Q: I am a guy of 19, and I did something unwise while on a visit to downtown Kingston.

So I would like to know this, Doc. Is it possible to catch a sexually transmitted infection (STI), even though you have only put the male organ in for around a minute - no more than that?

A: If you go with a girl who has a STI, you are placing a very vulnerable part of your anatomy into a little tube that is likely to be dripping with germs.

So I am afraid that even being inside for just one minute is very likely to land you with an infection.

Therefore, if you have slightest doubt about whether you could have caught something in downtown Kingston, you should see a doctor right now for an examination and tests.


Will Pap smear reveal lesbian encounter?

Q: I have to go to a doctor for a Pap smear test. Is there any way he could detect that six years ago, I had a brief one-night stand with another girl?

A: No, there is no way that any doctor could detect this. So please quit fretting.

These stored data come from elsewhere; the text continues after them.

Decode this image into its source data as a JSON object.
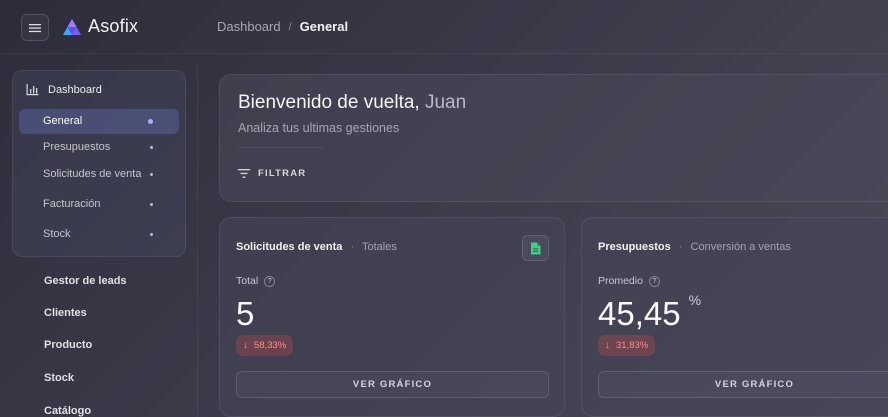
{
  "app": {
    "name": "Asofix"
  },
  "breadcrumb": {
    "items": [
      "Dashboard",
      "General"
    ],
    "separator": "/"
  },
  "sidebar": {
    "group_title": "Dashboard",
    "sub_items": [
      {
        "label": "General",
        "active": true
      },
      {
        "label": "Presupuestos",
        "active": false
      },
      {
        "label": "Solicitudes de venta",
        "active": false
      },
      {
        "label": "Facturación",
        "active": false
      },
      {
        "label": "Stock",
        "active": false
      }
    ],
    "main_items": [
      "Gestor de leads",
      "Clientes",
      "Producto",
      "Stock",
      "Catálogo"
    ]
  },
  "hero": {
    "greeting": "Bienvenido de vuelta,",
    "name": "Juan",
    "subtitle": "Analiza tus ultimas gestiones",
    "filter_label": "FILTRAR"
  },
  "cards": [
    {
      "title": "Solicitudes de venta",
      "separator": "·",
      "description": "Totales",
      "metric_label": "Total",
      "help_symbol": "?",
      "value": "5",
      "unit": "",
      "change": "58,33%",
      "change_direction": "down",
      "button_label": "VER GRÁFICO",
      "icon": "document-icon"
    },
    {
      "title": "Presupuestos",
      "separator": "·",
      "description": "Conversión a ventas",
      "metric_label": "Promedio",
      "help_symbol": "?",
      "value": "45,45",
      "unit": "%",
      "change": "31,83%",
      "change_direction": "down",
      "button_label": "VER GRÁFICO"
    }
  ],
  "colors": {
    "accent": "#a9b0ff",
    "negative": "#ff8a8a",
    "icon_green": "#3ecf8e"
  }
}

Worried about injury to testicles

Q: Doc, last week I got hit down by a car, and something hit me in the testicles. I went to hospital, and they checked me out, and said I was OK.

That night, I thought I had better make sure that my sex organs were in working order. Fortunately, everything seemed to be OK, and I was able to orgasm without difficulty.

But do you think there is any chance that this powerful hit on my testicles could make me either impotent or infertile?

A: From what you say, that is most unlikely. Really severe blows on the genital organs can indeed make a guy sterile, or perhaps make it difficult for him to have erections. But happily, such disasters are rare.

Sounds like you are going to be fine, and will have a normal sex life.